Life Sci. 1991;49(16):1155-61. doi: 10.1016/0024-3205(91)90562-p.
The specific binding of [3H]PK 11195 and [3H]Ro 5-4864 to human cerebral cortex, kidney, and colon membranes was studied in order to determine whether peripheral type benzodiazepine receptors (PBR) characteristics located in human tissues are similar to those located in calf or rat tissues. While [3H]PK 11195 (0.05-10 nM, final concentration) bound with high affinity (KD about 2 nM) to human cerebral cortex, kidney, and colon membranes, yielding maximal numbers of binding sites of 255 +/- 23, 1908 +/- 28, and 1633 +/- 98 fmol/mg protein, respectively, the specific binding of [3H]Ro 5-4864 (1.25-40 nM, final concentration), was barely detectable (nonspecific binding about 90% of the total binding). Furthermore, unlabeled PK 11195 was two orders of magnitude more potent than unlabeled Ro 5-4864 in displacing [3H]PK 11195 specific binding from human cerebral cortex and kidney membranes. These results indicate that PBR binding characteristics located in human tissues are similar (but not identical) to those located in calf tissues, but not to those located in rat tissues.

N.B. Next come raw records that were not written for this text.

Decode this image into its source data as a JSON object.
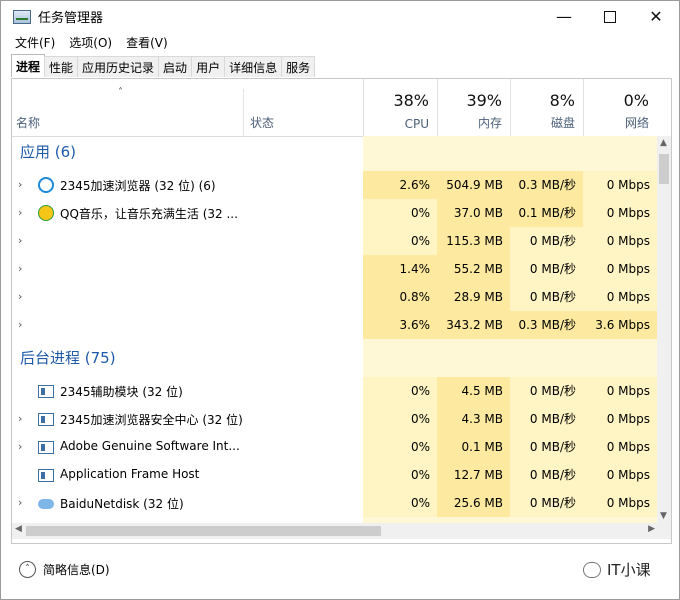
{
  "window": {
    "title": "任务管理器"
  },
  "menu": [
    "文件(F)",
    "选项(O)",
    "查看(V)"
  ],
  "tabs": [
    "进程",
    "性能",
    "应用历史记录",
    "启动",
    "用户",
    "详细信息",
    "服务"
  ],
  "active_tab": "进程",
  "header": {
    "name": "名称",
    "status": "状态",
    "cpu": {
      "pct": "38%",
      "label": "CPU"
    },
    "mem": {
      "pct": "39%",
      "label": "内存"
    },
    "disk": {
      "pct": "8%",
      "label": "磁盘"
    },
    "net": {
      "pct": "0%",
      "label": "网络"
    }
  },
  "groups": {
    "apps": "应用 (6)",
    "background": "后台进程 (75)"
  },
  "apps": [
    {
      "name": "2345加速浏览器 (32 位) (6)",
      "icon": "ie-icon",
      "cpu": "2.6%",
      "mem": "504.9 MB",
      "disk": "0.3 MB/秒",
      "net": "0 Mbps"
    },
    {
      "name": "QQ音乐，让音乐充满生活 (32 ...",
      "icon": "qqmusic-icon",
      "cpu": "0%",
      "mem": "37.0 MB",
      "disk": "0.1 MB/秒",
      "net": "0 Mbps"
    },
    {
      "name": "",
      "icon": "",
      "cpu": "0%",
      "mem": "115.3 MB",
      "disk": "0 MB/秒",
      "net": "0 Mbps"
    },
    {
      "name": "",
      "icon": "",
      "cpu": "1.4%",
      "mem": "55.2 MB",
      "disk": "0 MB/秒",
      "net": "0 Mbps"
    },
    {
      "name": "",
      "icon": "",
      "cpu": "0.8%",
      "mem": "28.9 MB",
      "disk": "0 MB/秒",
      "net": "0 Mbps"
    },
    {
      "name": "",
      "icon": "",
      "cpu": "3.6%",
      "mem": "343.2 MB",
      "disk": "0.3 MB/秒",
      "net": "3.6 Mbps"
    }
  ],
  "background": [
    {
      "name": "2345辅助模块 (32 位)",
      "icon": "window-icon",
      "cpu": "0%",
      "mem": "4.5 MB",
      "disk": "0 MB/秒",
      "net": "0 Mbps"
    },
    {
      "name": "2345加速浏览器安全中心 (32 位)",
      "icon": "window-icon",
      "cpu": "0%",
      "mem": "4.3 MB",
      "disk": "0 MB/秒",
      "net": "0 Mbps"
    },
    {
      "name": "Adobe Genuine Software Int...",
      "icon": "window-icon",
      "cpu": "0%",
      "mem": "0.1 MB",
      "disk": "0 MB/秒",
      "net": "0 Mbps"
    },
    {
      "name": "Application Frame Host",
      "icon": "window-icon",
      "cpu": "0%",
      "mem": "12.7 MB",
      "disk": "0 MB/秒",
      "net": "0 Mbps"
    },
    {
      "name": "BaiduNetdisk (32 位)",
      "icon": "cloud-icon",
      "cpu": "0%",
      "mem": "25.6 MB",
      "disk": "0 MB/秒",
      "net": "0 Mbps"
    }
  ],
  "footer": {
    "fewer_details": "简略信息(D)"
  },
  "watermark": "IT小课",
  "colors": {
    "heat_light": "#fff4c4",
    "heat_mid": "#fdeaa0",
    "group_text": "#1e5aa8"
  }
}
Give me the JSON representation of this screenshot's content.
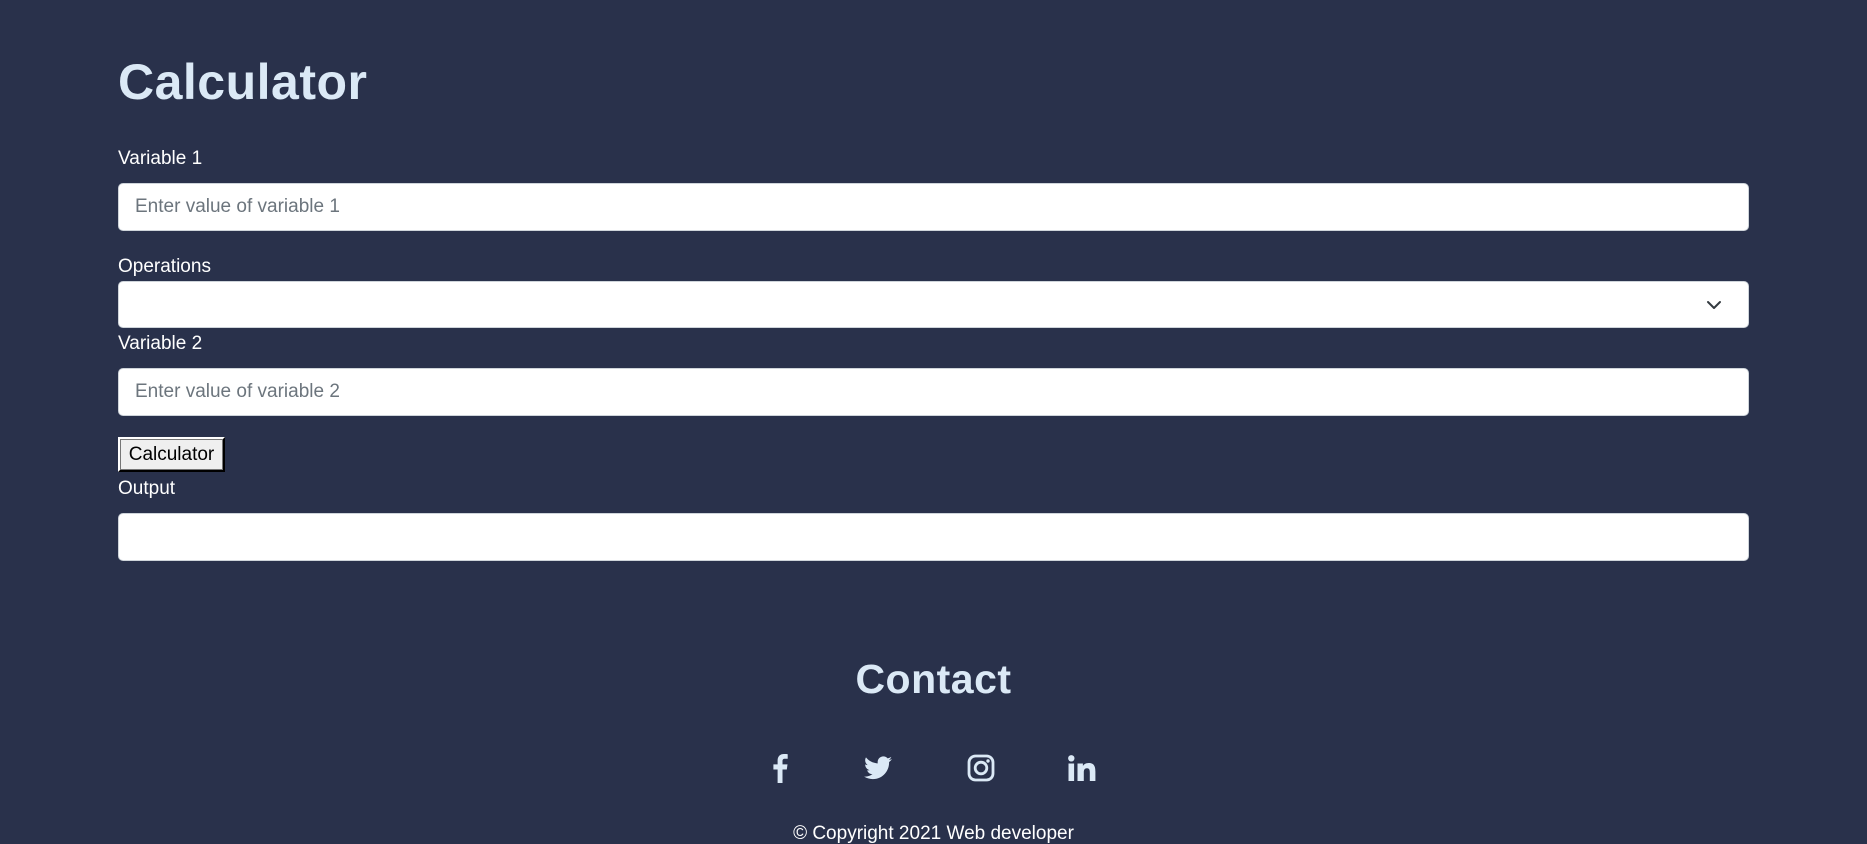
{
  "calculator": {
    "title": "Calculator",
    "variable1": {
      "label": "Variable 1",
      "value": "",
      "placeholder": "Enter value of variable 1"
    },
    "operations": {
      "label": "Operations",
      "selected": ""
    },
    "variable2": {
      "label": "Variable 2",
      "value": "",
      "placeholder": "Enter value of variable 2"
    },
    "button_label": "Calculator",
    "output": {
      "label": "Output",
      "value": ""
    }
  },
  "contact": {
    "title": "Contact",
    "social": [
      {
        "icon": "facebook-icon"
      },
      {
        "icon": "twitter-icon"
      },
      {
        "icon": "instagram-icon"
      },
      {
        "icon": "linkedin-icon"
      }
    ],
    "copyright": "© Copyright 2021 Web developer"
  },
  "colors": {
    "background": "#29314b",
    "heading": "#dbe9f6",
    "text": "#ffffff"
  }
}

为了确定人体组织中的外周型苯二氮䓬受体(PBR)特性是否与小牛或大鼠组织中的相似,研究了[3H]PK 11195和[3H]Ro 5-4864与人脑皮质、肾脏和结肠膜的特异性结合。虽然[3H]PK 11195(终浓度0.05 - 10 nM)与人脑皮质、肾脏和结肠膜具有高亲和力结合(KD约为2 nM),分别产生最大结合位点数为255±23、1908±28和1633±98 fmol/mg蛋白质,但[3H]Ro 5-4864(终浓度1.25 - 40 nM)的特异性结合几乎检测不到(非特异性结合约占总结合的90%)。此外,在从小脑皮质和肾脏膜上取代[3H]PK 11195特异性结合方面,未标记的PK 11195比未标记的Ro 5-4864强两个数量级。这些结果表明,人体组织中的PBR结合特性与小牛组织中的相似(但不完全相同),但与大鼠组织中的不同。